Thailand

I’m not a big fan of camping. Throughout my formative years, my parents dragged me and my three siblings around New England for countless camping trips. Still, memories of damp sleeping bags, eating ash-covered hot dogs and using a less-than-fragrant outhouse were not enough to completely quell the camping bug, and I continued with this quaint custom into my 20s. Upon waking in a rain filled tent one morning outside of Montreal, I told myself that I was done.

My career has taken me to many countries, and the opportunities to camp persisted in rearing their matted, unwashed heads.
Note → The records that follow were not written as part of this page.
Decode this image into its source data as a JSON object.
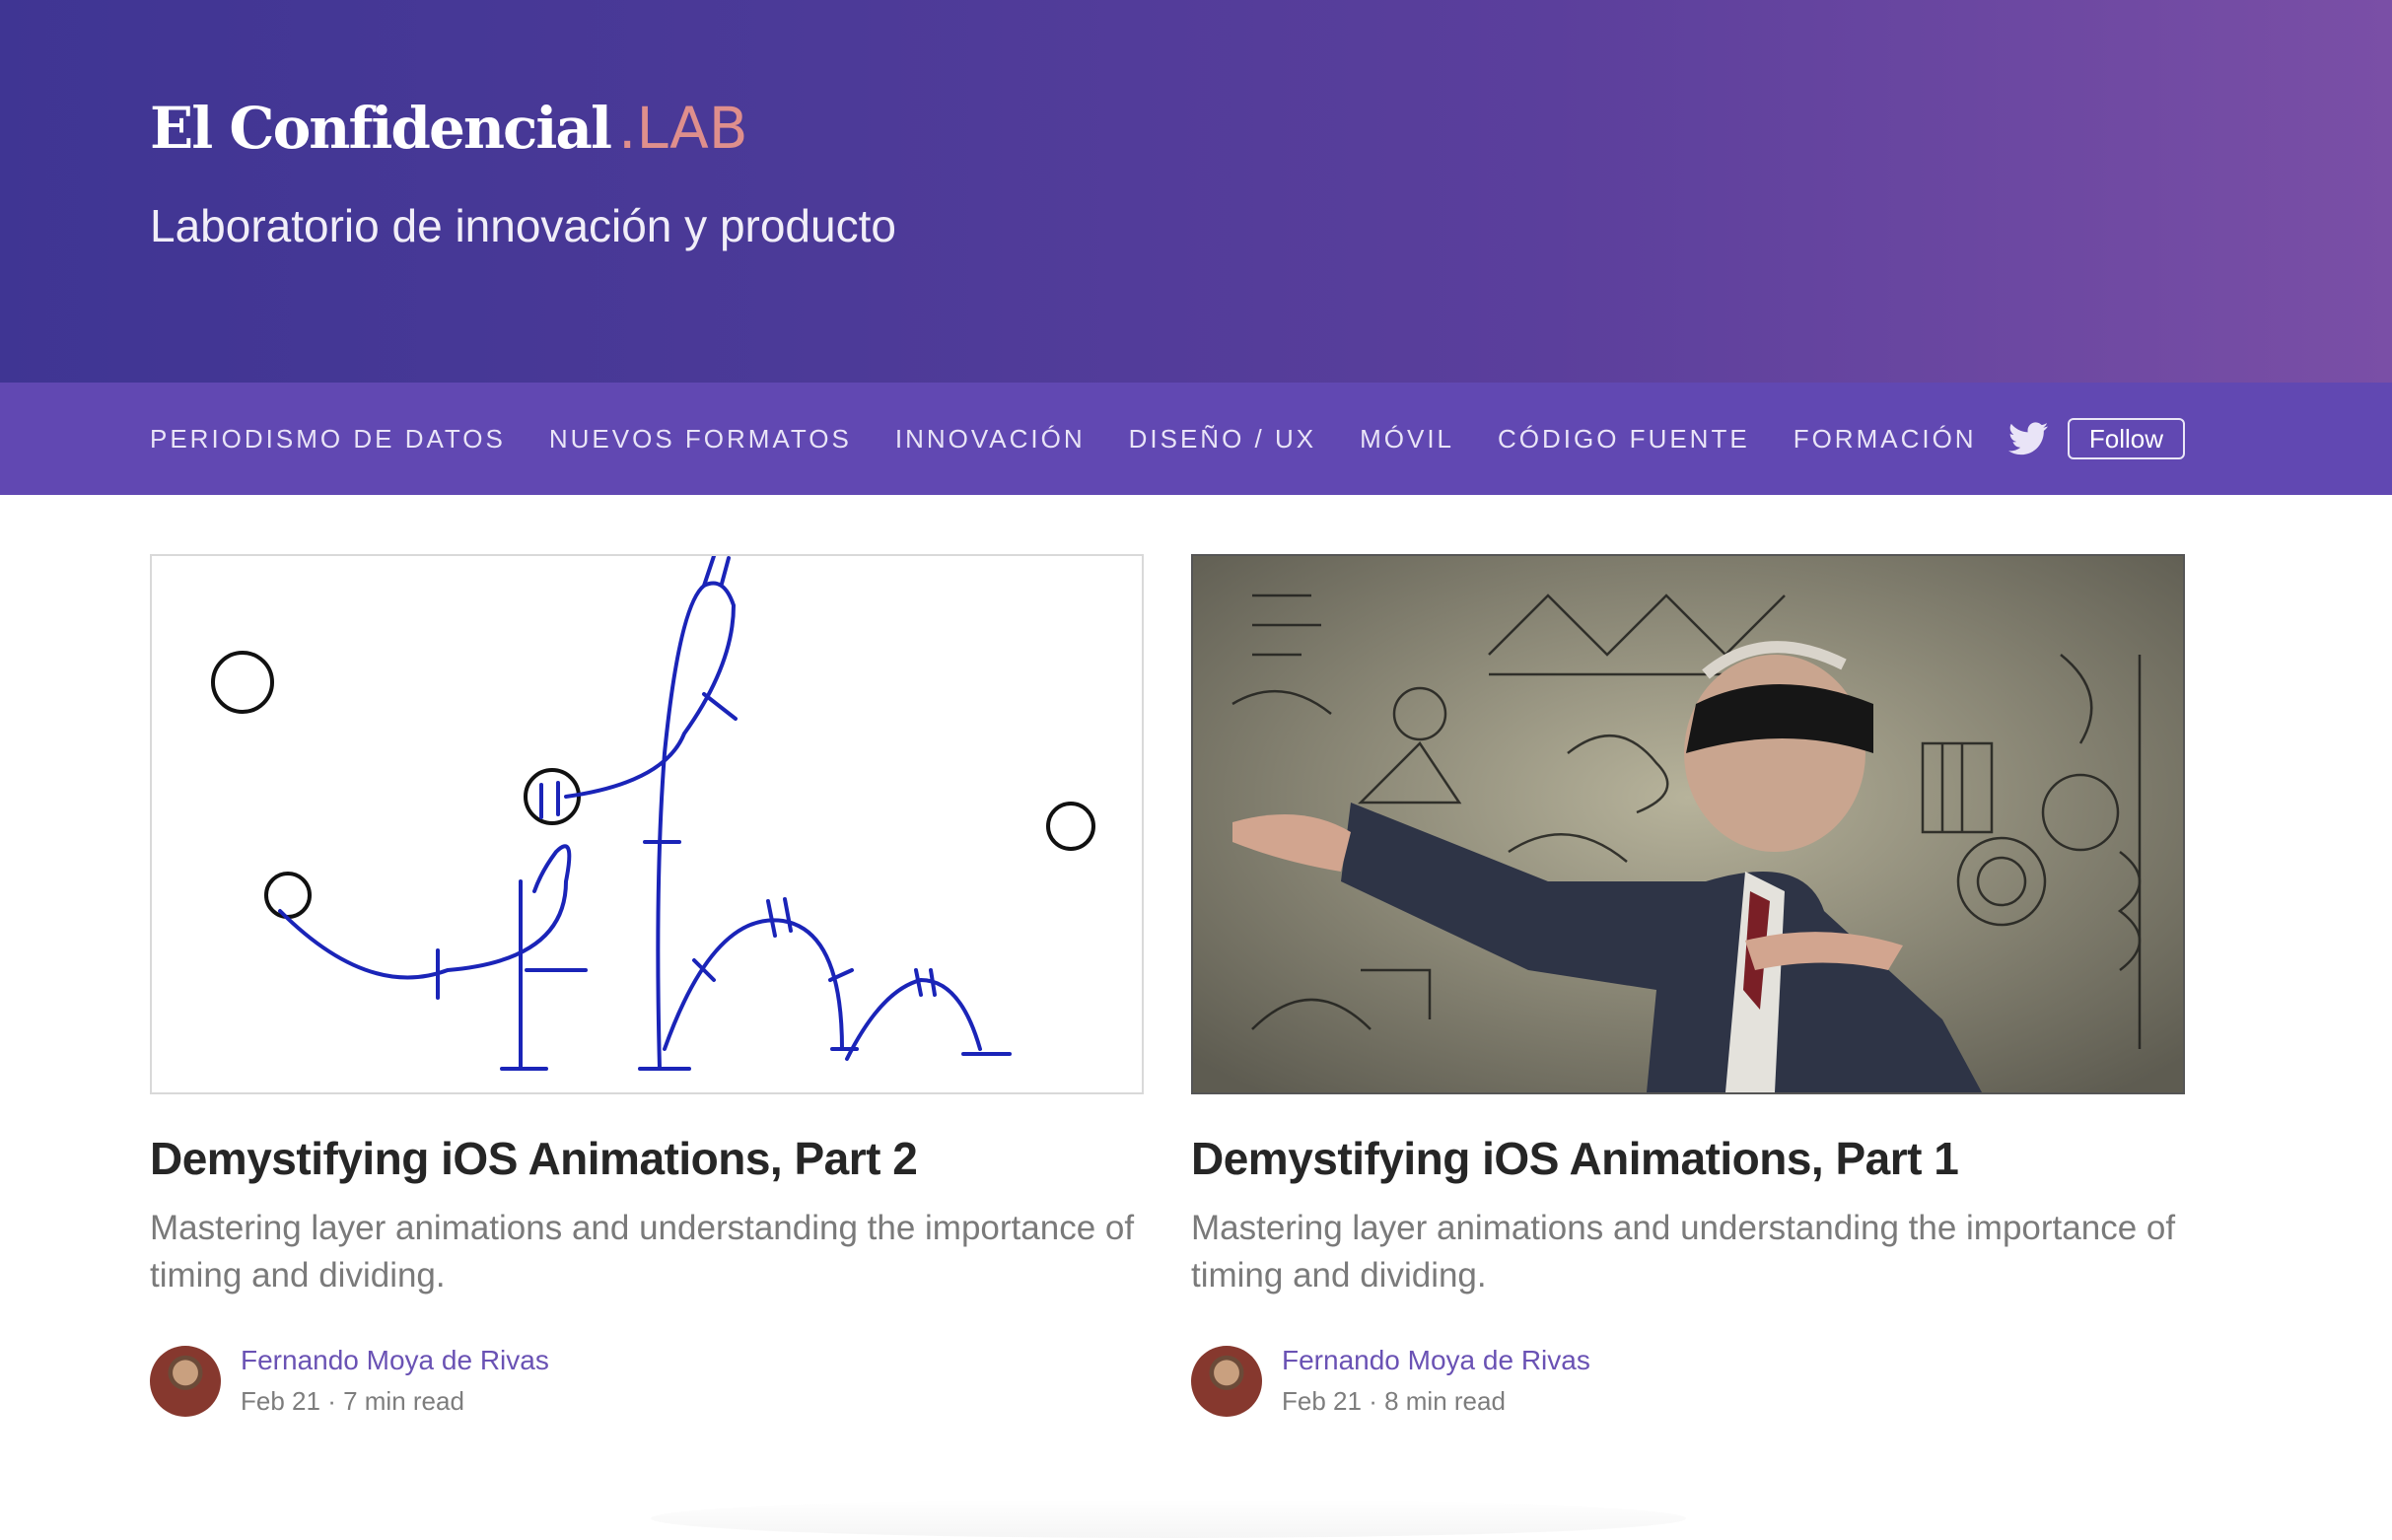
{
  "header": {
    "logo_main": "El Confidencial",
    "logo_accent": ".LAB",
    "tagline": "Laboratorio de innovación y producto",
    "colors": {
      "accent": "#df8f8c",
      "nav_bg": "#6148b2"
    }
  },
  "nav": {
    "items": [
      "PERIODISMO DE DATOS",
      "NUEVOS FORMATOS",
      "INNOVACIÓN",
      "DISEÑO / UX",
      "MÓVIL",
      "CÓDIGO FUENTE",
      "FORMACIÓN"
    ],
    "social_icon": "twitter-icon",
    "follow_label": "Follow"
  },
  "posts": [
    {
      "title": "Demystifying iOS Animations, Part 2",
      "subtitle": "Mastering layer animations and understanding the importance of timing and dividing.",
      "author": "Fernando Moya de Rivas",
      "date": "Feb 21",
      "separator": "·",
      "read_time": "7 min read"
    },
    {
      "title": "Demystifying iOS Animations, Part 1",
      "subtitle": "Mastering layer animations and understanding the importance of timing and dividing.",
      "author": "Fernando Moya de Rivas",
      "date": "Feb 21",
      "separator": "·",
      "read_time": "8 min read"
    }
  ]
}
I resisted their entreaties each and every time: in Egypt, where I was invited to camp in the famed White Desert or at Ras Mohamed, which is a beautiful seaside preserve in the southern Sinai Peninsula (this meant hot, camping in sand – no chance of showering); in Ghana, where we could have camped along a river or in the mountains (hot and humid, mosquitoes and malaria, and no river swimming because of the very real risk of bilharzia, commonly called snail fever); and in Tanzania my husband and I could have camped on a number of safaris, but are you kidding? Tents are merely sandwich bags for lions. Pass.

This fall we received a call from a friend we had met and taught with in Ghana. A mutual friend had gotten his captain’s license for sailing catamarans. He was planning to rent a 42-foot catamaran for the week of Christmas to sail around the islands of Thailand. Were we interested in joining them? Um, yes, please!
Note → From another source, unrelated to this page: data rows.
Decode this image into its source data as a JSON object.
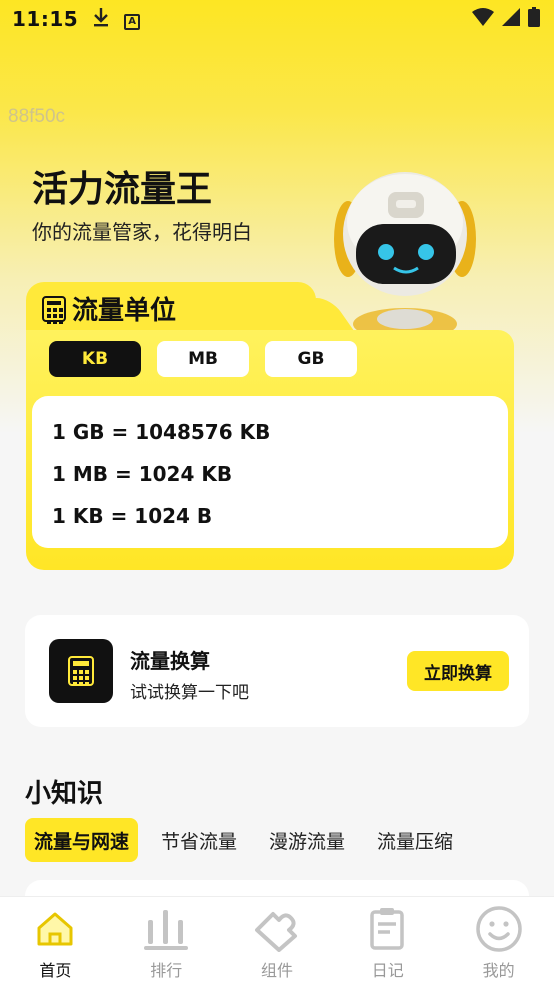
{
  "status_bar": {
    "time": "11:15",
    "icons": [
      "download-icon",
      "a-notification-icon",
      "wifi-icon",
      "signal-icon",
      "battery-icon"
    ]
  },
  "debug_code": "88f50c",
  "hero": {
    "title": "活力流量王",
    "subtitle": "你的流量管家，花得明白",
    "mascot": "robot-mascot"
  },
  "units_card": {
    "title": "流量单位",
    "tabs": [
      {
        "label": "KB",
        "active": true
      },
      {
        "label": "MB",
        "active": false
      },
      {
        "label": "GB",
        "active": false
      }
    ],
    "conversions": [
      "1 GB = 1048576 KB",
      "1 MB = 1024 KB",
      "1 KB = 1024 B"
    ]
  },
  "converter_card": {
    "title": "流量换算",
    "subtitle": "试试换算一下吧",
    "button": "立即换算"
  },
  "tips": {
    "title": "小知识",
    "tabs": [
      {
        "label": "流量与网速",
        "active": true
      },
      {
        "label": "节省流量",
        "active": false
      },
      {
        "label": "漫游流量",
        "active": false
      },
      {
        "label": "流量压缩",
        "active": false
      }
    ]
  },
  "bottom_nav": {
    "items": [
      {
        "label": "首页",
        "icon": "home-icon",
        "active": true
      },
      {
        "label": "排行",
        "icon": "bar-chart-icon",
        "active": false
      },
      {
        "label": "组件",
        "icon": "puzzle-icon",
        "active": false
      },
      {
        "label": "日记",
        "icon": "notepad-icon",
        "active": false
      },
      {
        "label": "我的",
        "icon": "smiley-icon",
        "active": false
      }
    ]
  },
  "colors": {
    "accent": "#ffe626",
    "dark": "#111111",
    "inactive_nav": "#999999"
  }
}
On the day we arrived at the marina from where we were to set sail, I remember taking a deep breath of the fresh, salty air. It was warm, slightly damp and had that indefinable scent that true sea-lovers recognize and crave when they are away from it too long. The sound of the waves gently slapping against the pier was in the background as we packed up the boat and smiles, maybe even grins, were on all of our faces.

Marina at Koh Chang, with our 42-foot catamaran.

Within 30 minutes of motoring out of the marina of Koh Chang, we were all in bathing suits and slathering ourselves with SPF 50. The ocean colors changed from a tropical blue to a light, crystal clear aqua-green. We anchored off our first island, noting that though the water was several meters deep, we could easily see the floor under us. Let the snorkeling begin!

Small, unnamed, uninhabited (by humans) island.

After sundowners, we had dinner on the boat that night, taking turns with the cooking and cleanup. Later, we all relaxed on the front deck – a flexible, trampoline-like area where the “boys” slept each night. We watched the green lights of the local fishing boats trying to net cuttlefish while adjusting to the rhythm of the boat and trying to identify constellations.

My husband, Mike, acting as spotter for our captain.

Each day of our trip brought new sights that made us search for adjectives to describe the natural beauty. Small, uninhabited islands surrounded by coral reefs competed with isolated, white, sandy beaches for “best” and “most beautiful.” Sunsets and sunrises, each different from the last, all equally stunning.

Beautiful beach on Koh Kut island.

On Christmas Eve, we took the dinghy to a small fishing village on the island of Koh Kood. Sunken nets contained live fish for us to choose our dinner from, and we tried to communicate with the Thai fisherman that we preferred our fish gutted, not whole. Try pantomiming that!

Fish net on Koh Kut island.

Another day we took our dingy into a stunning estuary on the island of Koh Kut. Roots of mangrove trees competed for space and sunlight with a variety of palm trees as we boated along a small river community that supported a small shop or two, a restaurant, hostel, and even a Buddhist monastery.

River dwelling, on the estuary of Koh Kut.

Estuary, island of Koh Kut.

Local shop, estuary, island of Koh Kut.

On another day, we hiked to a freshwater waterfall that sported not one, but two Tarzan ropes. Sadly, I learned that my arm muscles were not what they were in my teens at my grandparents’ Maine camp.

Klong Chao waterfall.

As we neared the end of our trip, we sailed to a tiny island with some of the clearest waters we’d seen yet. A small sandbar rose slightly above the water. The water was clear enough to spot a starfish on the bottom.

Starfish, doing what starfish do.

On our last evening, we dined on leftovers, trying to empty the fridge and storage boxes as much as possible. We all sat on the deck one last time, watching the sunset and marveling at how quickly it changed. We took turns reflecting on what our favorite parts of the trip had been, reminding each other of events and sights seen and felt throughout the week.

As I sat there listening and laughing, I realized that I had essentially been camping for a week, albeit on a boat, surrounded by the sea. And that I would do it again.